Dr. Stephen Elledge Video (Text Version)
The DoD Innovator Award has allowed me to spend almost half of my effort on breast cancer and developing methods that will enable both my lab and other laboratories to attack the problem from a genetic point of view. And what we've been doing has been centered around developing the tools to turn off genes in human cells one at a time. And so what we're hoping to be able to do is to instead of guessing at the genes that you might want to inactivate to kill a tumor, we want the tumor to tell us what genes it needs to be a tumor. So if one at a time we can turn off a human gene and ask what sort of aspect of cancer now is no longer there, we can determine which genes are important for that. For example, the ability to proliferate or exist in an unusual location in your body - that's a characteristic of tumors. So we can find which genes those cells depend upon and those become drug targets. So it's a very unbiased way to look at potential drug targets for cancer therapies.
Another application of the methods that we've developed meshes well with some of the other sorts of approaches that people are taking to cancer, which are sort of the cancer genome atlas, which is an approach that takes a more physical view of the tumor to figure out how the genes are amplified or deleted. Once they find genes that appear to be for example amplified or over-expressed, you have to figure out which ones are the actual important ones in that group because a lot of genes are affected. And our methods which allow you turn off genes one at a time, allow you to test which of those genes are important. Alternatively, if you delete a gene and it makes you more cancer-like, we can turn off that gene in normal cells and ask did those cells become cancer-like and we can figure out which of the genes that are part of some relatively large deletion in the genome, which of those genes are the important genes that are contributing to the cancer phenotype.
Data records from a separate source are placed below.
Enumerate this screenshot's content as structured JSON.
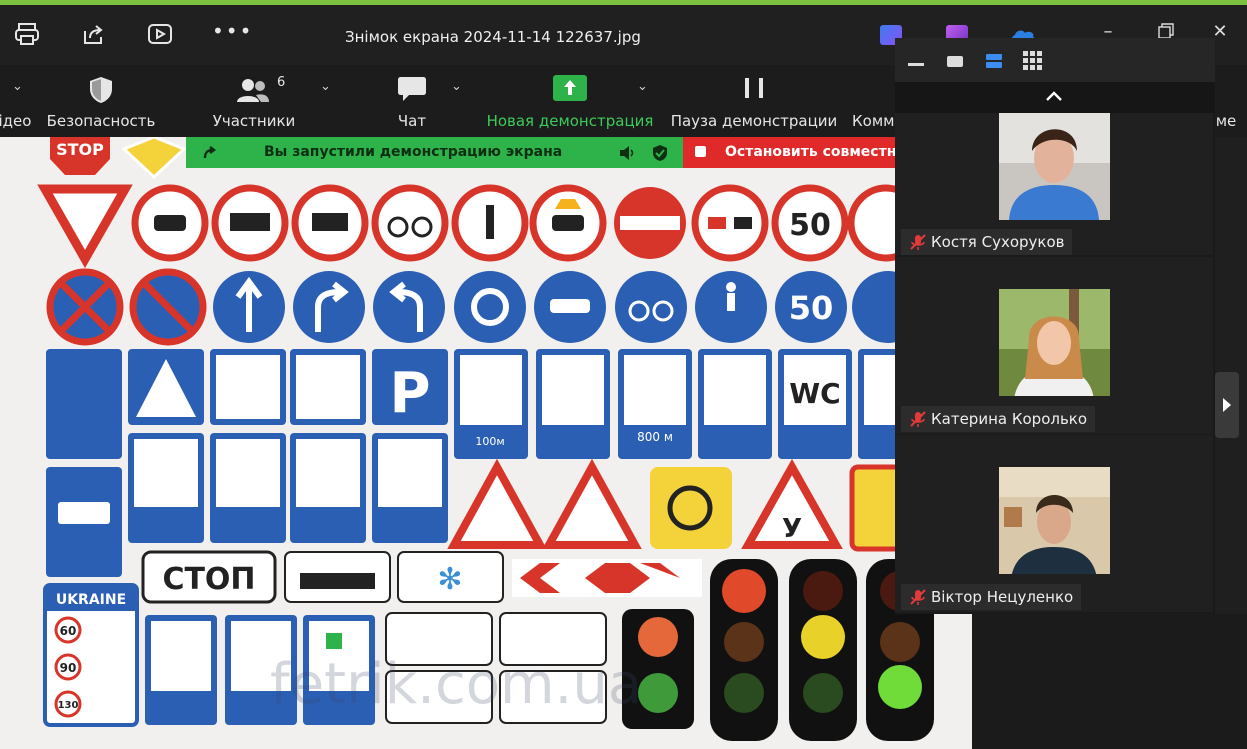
{
  "window": {
    "title": "Знімок екрана 2024-11-14 122637.jpg"
  },
  "toolbar": {
    "video_label": "ідео",
    "security_label": "Безопасность",
    "participants_label": "Участники",
    "participants_count": "6",
    "chat_label": "Чат",
    "new_share_label": "Новая демонстрация",
    "pause_share_label": "Пауза демонстрации",
    "more_label_partial": "Комм",
    "right_partial": "ме"
  },
  "banner": {
    "sharing_text": "Вы запустили демонстрацию экрана",
    "stop_text": "Остановить совместно"
  },
  "participants": [
    {
      "name": "Костя Сухоруков",
      "muted": true
    },
    {
      "name": "Катерина Королько",
      "muted": true
    },
    {
      "name": "Віктор Нецуленко",
      "muted": true
    }
  ],
  "shared_image": {
    "signs_text": {
      "stop_top": "STOP",
      "speed": "50",
      "speed2": "50",
      "distance1": "100м",
      "distance2": "800 м",
      "wc": "WC",
      "ukraine": "UKRAINE",
      "limit60": "60",
      "limit90": "90",
      "limit130": "130",
      "stop_cyr": "СТОП",
      "y_letter": "У",
      "watermark": "fetrik.com.ua"
    }
  },
  "colors": {
    "accent_green": "#2db34a",
    "stop_red": "#e02a2a",
    "top_strip": "#7cc142"
  }
}
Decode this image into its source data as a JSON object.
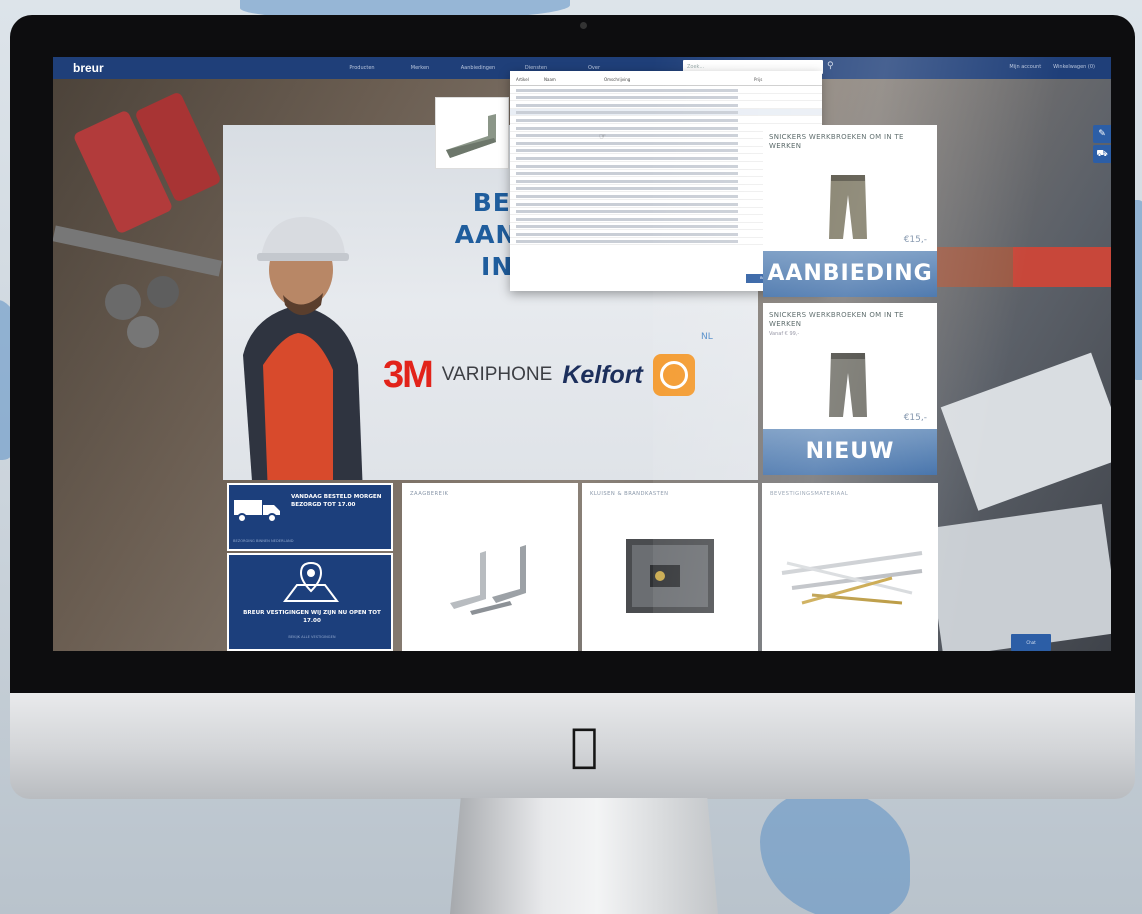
{
  "site": {
    "logo": "breur",
    "nav": [
      "Producten",
      "Merken",
      "Aanbiedingen",
      "Diensten",
      "Over"
    ],
    "search_placeholder": "Zoek...",
    "account_links": [
      "Mijn account",
      "Winkelwagen (0)"
    ]
  },
  "search_dropdown": {
    "columns": [
      "Artikel",
      "Naam",
      "Omschrijving",
      "Prijs"
    ],
    "button": "Bekijk alle resultaten",
    "row_count": 21
  },
  "hero": {
    "title_lines": [
      "BEKIJK ONZE",
      "AANBIEDINGEN",
      "IN DE SHOP"
    ],
    "brands": [
      "3M",
      "VARIPHONE",
      "Kelfort",
      "FEIN"
    ],
    "brand_suffix": "NL"
  },
  "promos": [
    {
      "title": "SNICKERS WERKBROEKEN OM IN TE WERKEN",
      "subtitle": "",
      "price": "€15,-",
      "banner": "AANBIEDING"
    },
    {
      "title": "SNICKERS WERKBROEKEN OM IN TE WERKEN",
      "subtitle": "Vanaf € 99,-",
      "price": "€15,-",
      "banner": "NIEUW"
    }
  ],
  "info": {
    "delivery": {
      "title": "VANDAAG BESTELD MORGEN BEZORGD TOT 17.00",
      "sub": "BEZORGING BINNEN NEDERLAND"
    },
    "stores": {
      "title": "BREUR VESTIGINGEN WIJ ZIJN NU OPEN TOT 17.00",
      "sub": "BEKIJK ALLE VESTIGINGEN"
    }
  },
  "tiles": [
    {
      "title": "ZAAGBEREIK"
    },
    {
      "title": "KLUISEN & BRANDKASTEN"
    },
    {
      "title": "BEVESTIGINGSMATERIAAL"
    }
  ],
  "corner_button": "Chat"
}
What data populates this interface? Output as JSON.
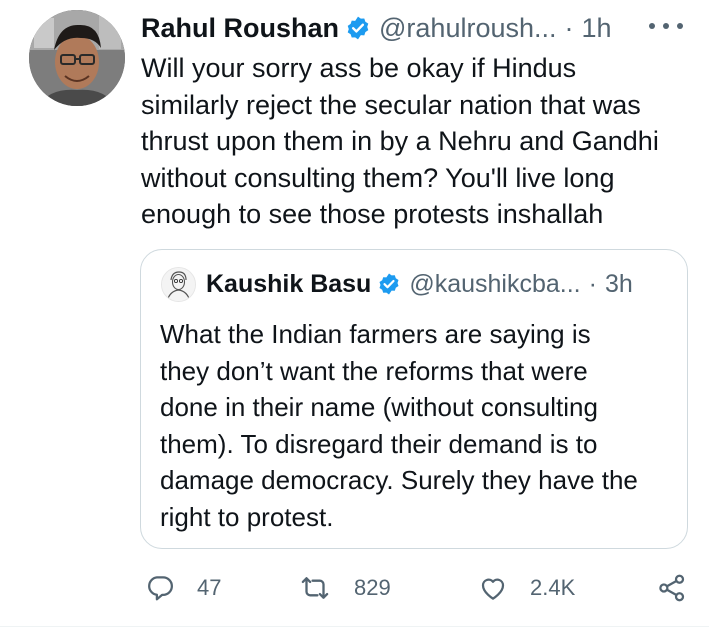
{
  "tweet": {
    "author_name": "Rahul Roushan",
    "author_handle": "@rahulroush...",
    "separator": "·",
    "time": "1h",
    "text_lines": [
      "Will your sorry ass be okay if Hindus",
      "similarly reject the secular nation that was",
      "thrust upon them in by a Nehru and Gandhi",
      "without consulting them? You'll live long",
      "enough to see those protests inshallah"
    ]
  },
  "quoted": {
    "author_name": "Kaushik Basu",
    "author_handle": "@kaushikcba...",
    "separator": "·",
    "time": "3h",
    "text_lines": [
      "What the Indian farmers are saying is",
      "they don’t want the reforms that were",
      "done in their name (without consulting",
      "them). To disregard their demand is to",
      "damage democracy. Surely they have the",
      "right to protest."
    ]
  },
  "actions": {
    "reply_count": "47",
    "retweet_count": "829",
    "like_count": "2.4K"
  },
  "colors": {
    "verified": "#1d9bf0",
    "muted": "#536471",
    "border": "#cfd9de"
  }
}
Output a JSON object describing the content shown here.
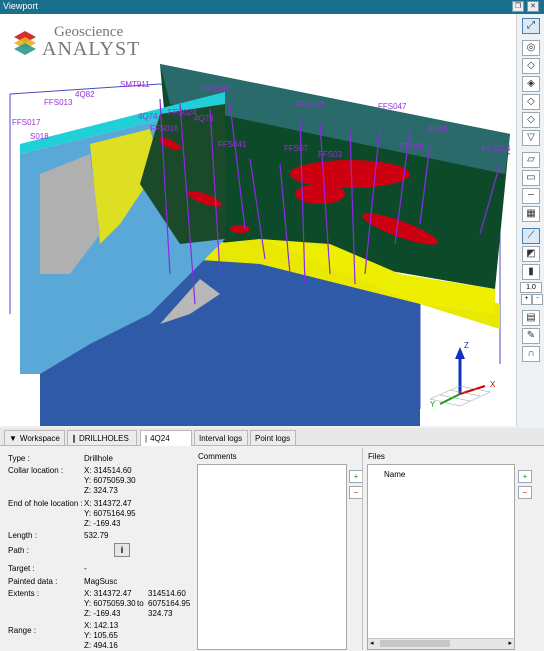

Our lab collaborates very closely with that of Dr. Gregory Hannon's at Cold Spring Harbor and Greg was an Innovator Awardee. He got an Innovator Award I think a year before I did and he is an expert in this methodology called RNA Interference. He's one of the pioneers in that methodology and he and I met at Cold Spring Harbor and decided to join forces to try to make a library that would allow us to be able to control individual genes. And so the funding from the Innovator Award for both Greg and myself has allowed us to really push this area forward to the point where we're basically performing a genome project to design methods to turn off these genes. And so this has been a very close collaboration back and forth between my lab and Greg's lab now for over five years and it would not have been possible without the funding from the Innovator Award and the DoD.
The benefit of having funding like the Innovator Award allows me to train a number of individuals in these developing methods and technologies that can be applied to breast cancer and I've had several people from my laboratory go on and start their own laboratories to study breast cancer and several more are waiting in the wings to do the same. So it's actually paying for itself in dividends I think in the future by allowing us both the freedom to develop the new methods and the new ideas as well as training the people in how to use them so they can start their own laboratories and carry the tradition forward.